尽管有许多统计和机器学习工具可用于联合特征建模，但许多科学家对特征进行了边缘研究，即一次研究一个特征。这部分是由于训练和惯例，但也源于科学家对简单可视化和可解释性的强烈兴趣。因此，在科学发现的过程中，对某些预测任务(如癌症驱动基因的预测)的边缘特征排序被广泛应用。在这项工作中，我们专注于二元分类的边缘排序，这是最常见的预测任务之一。我们认为，最广泛使用的边际排序标准，包括Pearson相关性、两样本t检验和两样本Wilcoxon秩和检验，没有充分考虑特征分布和预测目标。为了解决实践中的这一差距，我们提出了两个与两个预测目标相对应的排名标准:经典标准(CC)和Neyman-Pearson标准(NPC)，两者都使用无模型非参数实现来适应不同的特征分布。从理论上讲，我们证明了在规则条件下，这两个标准都以高概率实现了与其总体水平对应的样本水平排名一致。此外，当样本中的两个类别比例偏离总体时，NPC对抽样偏差具有鲁棒性。这一特性使NPC在抽样偏差普遍存在的生物医学研究中具有良好的潜力。我们展示了CC和NPC在仿真和实际数据研究中的使用及其相对优势。我们的无模型的基于目标的排序思想可以扩展到对特征子集进行排序，并且可以推广到其他预测任务和学习目标。

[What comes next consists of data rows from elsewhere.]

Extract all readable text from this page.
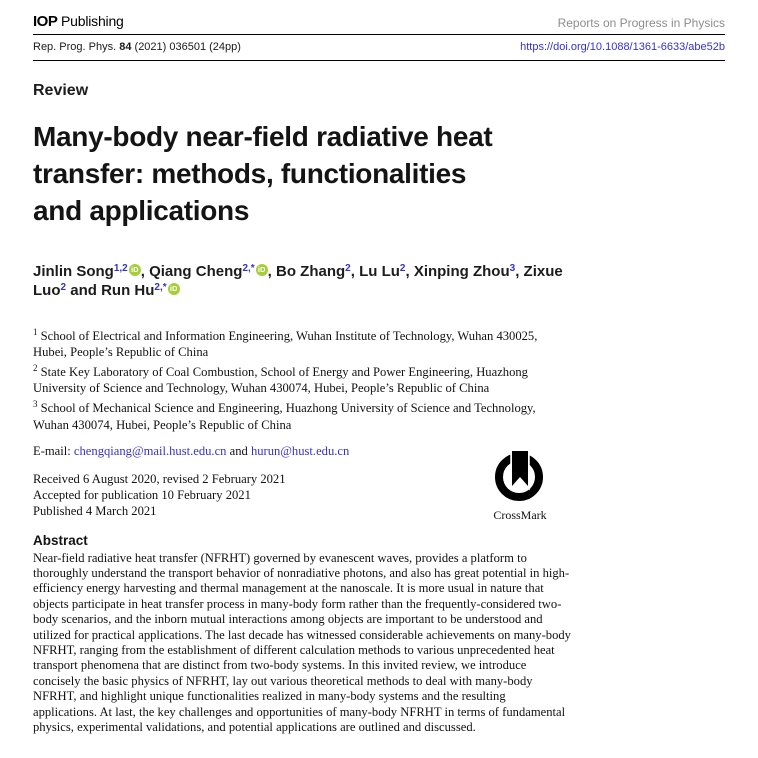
IOP Publishing	Reports on Progress in Physics
Rep. Prog. Phys. 84 (2021) 036501 (24pp)	https://doi.org/10.1088/1361-6633/abe52b
Review
Many-body near-field radiative heat
transfer: methods, functionalities
and applications
Jinlin Song$^{1,2}$ iD , Qiang Cheng$^{2,*}$ iD , Bo Zhang$^2$, Lu Lu$^2$, Xinping Zhou$^3$, Zixue Luo$^2$ and Run $Hu^{2,*}$ iD
$^1$ School of Electrical and Information Engineering, Wuhan Institute of Technology, Wuhan 430025, Hubei, People’s Republic of China
$^2$ State Key Laboratory of Coal Combustion, School of Energy and Power Engineering, Huazhong University of Science and Technology, Wuhan 430074, Hubei, People’s Republic of China
$^3$ School of Mechanical Science and Engineering, Huazhong University of Science and Technology, Wuhan 430074, Hubei, People’s Republic of China
E-mail: chengqiang@mail.hust.edu.cn and hurun@hust.edu.cn
Received 6 August 2020, revised 2 February 2021
Accepted for publication 10 February 2021
Published 4 March 2021	CrossMark
Abstract

Near-field radiative heat transfer (NFRHT) governed by evanescent waves, provides a platform to thoroughly understand the transport behavior of nonradiative photons, and also has great potential in high-efficiency energy harvesting and thermal management at the nanoscale. It is more usual in nature that objects participate in heat transfer process in many-body form rather than the frequently-considered two-body scenarios, and the inborn mutual interactions among objects are important to be understood and utilized for practical applications. The last decade has witnessed considerable achievements on many-body NFRHT, ranging from the establishment of different calculation methods to various unprecedented heat transport phenomena that are distinct from two-body systems. In this invited review, we introduce concisely the basic physics of NFRHT, lay out various theoretical methods to deal with many-body NFRHT, and highlight unique functionalities realized in many-body systems and the resulting applications. At last, the key challenges and opportunities of many-body NFRHT in terms of fundamental physics, experimental validations, and potential applications are outlined and discussed.
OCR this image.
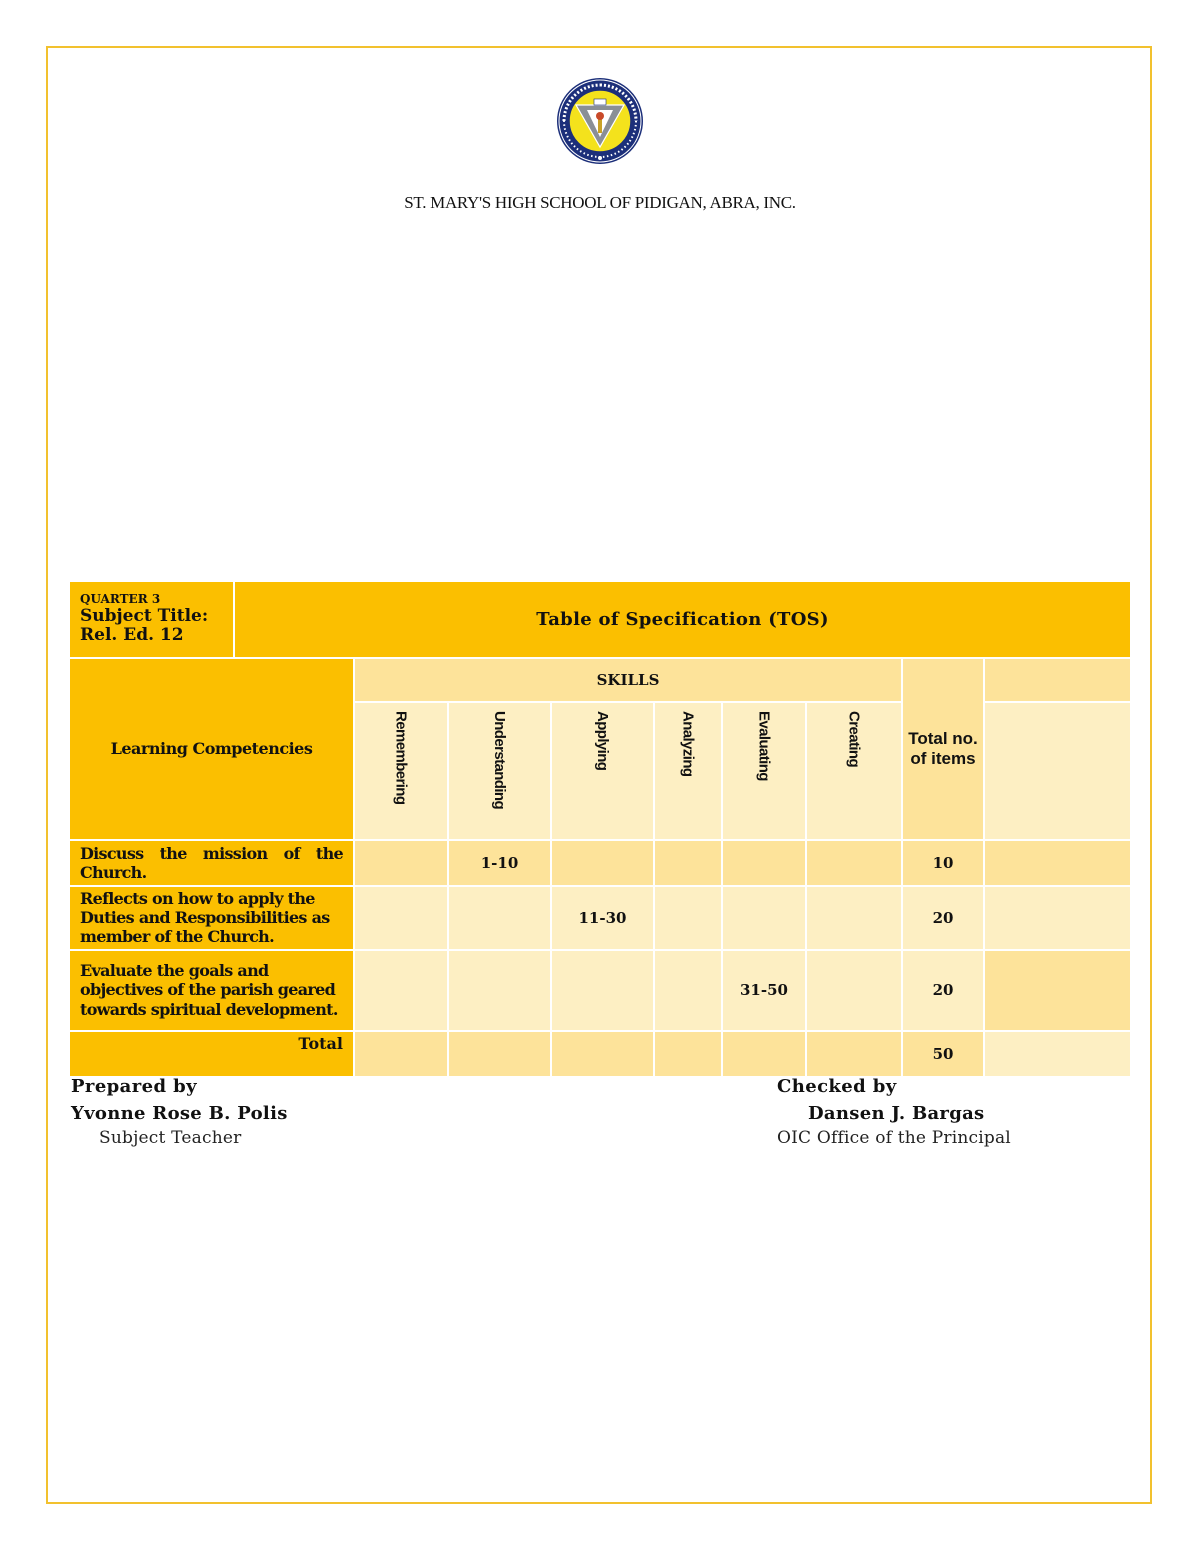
ST. MARY'S HIGH SCHOOL OF PIDIGAN, ABRA, INC.
QUARTER 3
Subject Title:
Rel. Ed. 12	Table of Specification (TOS)								
Learning Competencies		SKILLS						Total no. of items	

		Remembering	Understanding	Applying	Analyzing	Evaluating	Creating		

Discuss the mission of the Church.			1-10					10	
Reflects on how to apply the Duties and Responsibilities as member of the Church.				11-30				20	
Evaluate the goals and objectives of the parish geared towards spiritual development.						31-50		20	
Total								50	
Prepared by
Yvonne Rose B. Polis
Subject Teacher
Checked by
Dansen J. Bargas
OIC Office of the Principal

本文章由计算机程序翻译，如有差异，请以英文原文为准。

求助全文

约1分钟内获得全文求助全文

来源期刊

Journal of Machine Learning Research 工程技术-计算机：人工智能

CiteScore

18.80

自引率

0.00%

发文量

审稿时长

3 months

期刊介绍： The Journal of Machine Learning Research (JMLR) provides an international forum for the electronic and paper publication of high-quality scholarly articles in all areas of machine learning. All published papers are freely available online. JMLR has a commitment to rigorous yet rapid reviewing. JMLR seeks previously unpublished papers on machine learning that contain: new principled algorithms with sound empirical validation, and with justification of theoretical, psychological, or biological nature; experimental and/or theoretical studies yielding new insight into the design and behavior of learning in intelligent systems; accounts of applications of existing techniques that shed light on the strengths and weaknesses of the methods; formalization of new learning tasks (e.g., in the context of new applications) and of methods for assessing performance on those tasks; development of new analytical frameworks that advance theoretical studies of practical learning methods; computational models of data from natural learning systems at the behavioral or neural level; or extremely well-written surveys of existing work.